When I first read the quote above, I was worried that His Holiness intended to include supernatural phenomena within the realm of science. Science is powerful, but it is limited in scope. Supernatural beings and phenomena are not accesible to its methodology, and we scientists can only autoritativley speak about beings and phenomena that are understandible and accesible by the Scientific Method.

In the paragraph below, I think he makes a subtle distinction between the whole realm accessible by reason and the realm accesible by "scientific reason." The latter is a subset of the former. For example, as stated above, questions of destiny, religion, and ethics are not addressed by science, but they are still within the domain of human reason.

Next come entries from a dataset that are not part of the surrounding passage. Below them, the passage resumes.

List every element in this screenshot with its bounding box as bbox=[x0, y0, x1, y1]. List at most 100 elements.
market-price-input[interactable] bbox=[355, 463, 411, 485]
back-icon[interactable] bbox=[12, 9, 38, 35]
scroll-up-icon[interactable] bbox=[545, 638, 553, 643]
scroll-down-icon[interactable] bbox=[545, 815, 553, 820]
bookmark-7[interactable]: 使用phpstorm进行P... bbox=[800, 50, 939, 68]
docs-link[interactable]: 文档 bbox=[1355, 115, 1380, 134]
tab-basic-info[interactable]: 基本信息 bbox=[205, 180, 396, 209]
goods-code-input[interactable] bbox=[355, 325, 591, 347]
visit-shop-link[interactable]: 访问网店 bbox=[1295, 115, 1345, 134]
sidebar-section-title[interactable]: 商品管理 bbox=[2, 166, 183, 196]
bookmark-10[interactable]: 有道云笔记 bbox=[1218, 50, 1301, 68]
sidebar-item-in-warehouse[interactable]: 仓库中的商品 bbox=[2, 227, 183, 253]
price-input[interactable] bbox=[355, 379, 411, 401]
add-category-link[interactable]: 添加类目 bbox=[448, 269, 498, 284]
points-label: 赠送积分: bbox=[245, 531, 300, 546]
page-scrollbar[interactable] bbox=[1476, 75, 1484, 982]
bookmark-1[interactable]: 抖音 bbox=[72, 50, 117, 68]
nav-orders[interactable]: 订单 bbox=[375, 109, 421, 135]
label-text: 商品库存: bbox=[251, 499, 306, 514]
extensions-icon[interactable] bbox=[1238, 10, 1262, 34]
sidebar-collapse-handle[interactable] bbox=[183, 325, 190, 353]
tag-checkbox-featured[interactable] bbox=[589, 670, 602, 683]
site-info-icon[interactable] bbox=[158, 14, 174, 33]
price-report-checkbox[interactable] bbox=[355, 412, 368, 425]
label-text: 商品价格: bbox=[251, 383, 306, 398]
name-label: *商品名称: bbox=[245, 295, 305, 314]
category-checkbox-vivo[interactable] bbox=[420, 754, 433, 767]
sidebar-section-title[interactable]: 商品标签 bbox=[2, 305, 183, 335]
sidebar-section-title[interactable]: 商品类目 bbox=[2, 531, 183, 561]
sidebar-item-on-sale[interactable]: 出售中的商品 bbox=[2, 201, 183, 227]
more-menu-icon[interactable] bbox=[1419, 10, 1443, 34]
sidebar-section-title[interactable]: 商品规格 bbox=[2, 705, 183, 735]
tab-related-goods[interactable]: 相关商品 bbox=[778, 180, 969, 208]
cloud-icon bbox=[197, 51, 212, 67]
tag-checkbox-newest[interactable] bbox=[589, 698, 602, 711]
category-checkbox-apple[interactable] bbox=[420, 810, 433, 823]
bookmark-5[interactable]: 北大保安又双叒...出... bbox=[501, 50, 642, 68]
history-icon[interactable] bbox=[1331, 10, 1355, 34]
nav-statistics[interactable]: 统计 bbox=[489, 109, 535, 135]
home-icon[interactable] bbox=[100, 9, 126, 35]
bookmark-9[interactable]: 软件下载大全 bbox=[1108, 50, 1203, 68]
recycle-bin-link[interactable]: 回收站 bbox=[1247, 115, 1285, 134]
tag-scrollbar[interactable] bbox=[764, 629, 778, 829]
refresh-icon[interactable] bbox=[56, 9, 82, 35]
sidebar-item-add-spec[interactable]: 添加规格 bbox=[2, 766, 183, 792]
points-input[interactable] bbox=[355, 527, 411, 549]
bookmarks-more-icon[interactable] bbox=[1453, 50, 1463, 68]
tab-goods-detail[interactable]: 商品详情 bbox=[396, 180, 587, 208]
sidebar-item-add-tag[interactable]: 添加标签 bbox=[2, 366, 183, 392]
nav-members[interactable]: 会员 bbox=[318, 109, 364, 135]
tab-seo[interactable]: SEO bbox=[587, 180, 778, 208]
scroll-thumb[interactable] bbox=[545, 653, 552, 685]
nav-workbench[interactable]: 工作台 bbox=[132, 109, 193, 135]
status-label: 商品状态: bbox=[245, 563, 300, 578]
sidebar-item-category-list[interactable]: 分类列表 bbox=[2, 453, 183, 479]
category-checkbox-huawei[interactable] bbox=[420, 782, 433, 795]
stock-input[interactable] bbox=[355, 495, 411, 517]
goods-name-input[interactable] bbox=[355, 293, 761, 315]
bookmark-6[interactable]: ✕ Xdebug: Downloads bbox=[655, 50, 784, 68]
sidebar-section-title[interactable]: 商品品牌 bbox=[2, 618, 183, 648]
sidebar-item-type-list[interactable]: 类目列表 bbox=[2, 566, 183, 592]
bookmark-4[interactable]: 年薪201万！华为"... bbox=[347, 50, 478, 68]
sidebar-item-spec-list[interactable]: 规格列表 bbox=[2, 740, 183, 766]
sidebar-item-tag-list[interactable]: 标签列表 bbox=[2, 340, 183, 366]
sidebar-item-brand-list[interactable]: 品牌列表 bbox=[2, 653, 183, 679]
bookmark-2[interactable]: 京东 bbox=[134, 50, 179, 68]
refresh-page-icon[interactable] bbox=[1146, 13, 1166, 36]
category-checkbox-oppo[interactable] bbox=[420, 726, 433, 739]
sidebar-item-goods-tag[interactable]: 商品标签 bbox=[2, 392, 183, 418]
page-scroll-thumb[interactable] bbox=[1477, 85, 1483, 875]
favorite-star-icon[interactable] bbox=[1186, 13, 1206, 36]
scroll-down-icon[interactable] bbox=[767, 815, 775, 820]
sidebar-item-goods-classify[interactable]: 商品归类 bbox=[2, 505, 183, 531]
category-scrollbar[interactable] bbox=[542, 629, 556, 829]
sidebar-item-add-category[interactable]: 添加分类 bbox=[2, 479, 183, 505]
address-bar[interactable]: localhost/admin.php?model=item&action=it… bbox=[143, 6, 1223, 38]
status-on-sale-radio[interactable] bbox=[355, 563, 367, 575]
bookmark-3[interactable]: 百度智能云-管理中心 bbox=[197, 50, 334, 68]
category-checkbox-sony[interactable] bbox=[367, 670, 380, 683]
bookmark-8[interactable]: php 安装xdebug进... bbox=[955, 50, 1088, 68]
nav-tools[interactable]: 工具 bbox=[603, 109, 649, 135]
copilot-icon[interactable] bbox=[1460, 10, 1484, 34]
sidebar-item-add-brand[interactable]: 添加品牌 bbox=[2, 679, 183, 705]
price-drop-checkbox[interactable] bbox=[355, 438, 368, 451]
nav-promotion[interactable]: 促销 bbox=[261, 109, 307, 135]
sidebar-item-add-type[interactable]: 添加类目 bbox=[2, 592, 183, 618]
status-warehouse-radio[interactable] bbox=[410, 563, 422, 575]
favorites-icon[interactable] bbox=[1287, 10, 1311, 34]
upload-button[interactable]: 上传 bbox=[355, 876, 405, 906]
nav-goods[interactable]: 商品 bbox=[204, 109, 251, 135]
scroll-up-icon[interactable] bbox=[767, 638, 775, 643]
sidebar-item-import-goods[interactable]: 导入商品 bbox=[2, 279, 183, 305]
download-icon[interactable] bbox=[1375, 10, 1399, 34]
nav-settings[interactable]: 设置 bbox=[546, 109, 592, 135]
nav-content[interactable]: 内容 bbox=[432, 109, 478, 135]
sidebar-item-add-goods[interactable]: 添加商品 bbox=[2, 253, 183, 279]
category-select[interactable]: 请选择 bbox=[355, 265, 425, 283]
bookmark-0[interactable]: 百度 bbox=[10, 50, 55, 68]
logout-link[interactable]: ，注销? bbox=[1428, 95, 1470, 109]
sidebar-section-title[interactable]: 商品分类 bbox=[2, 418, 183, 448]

"In the Western world it is widely held that only positivistic reason and the forms of philosophy based on it are universally valid. Yet the world's profoundly religious cultures see this exclusion of the divine from the universality of reason as an attack on their most profound convictions. A reason which is deaf to the divine and which relegates religion into the realm of subcultures is incapable of entering into the dialogue of cultures. At the same time, as I have attempted to show, modern scientific reason with its intrinsically Platonic element bears within itself a question which points beyond itself and beyond the possibilities of its methodology."
That last sentece is extremely important to me as a Christian physicist. Science is by nature incapable of addressing many important questions of life. These questions tell me that I must look beyond science for the answers.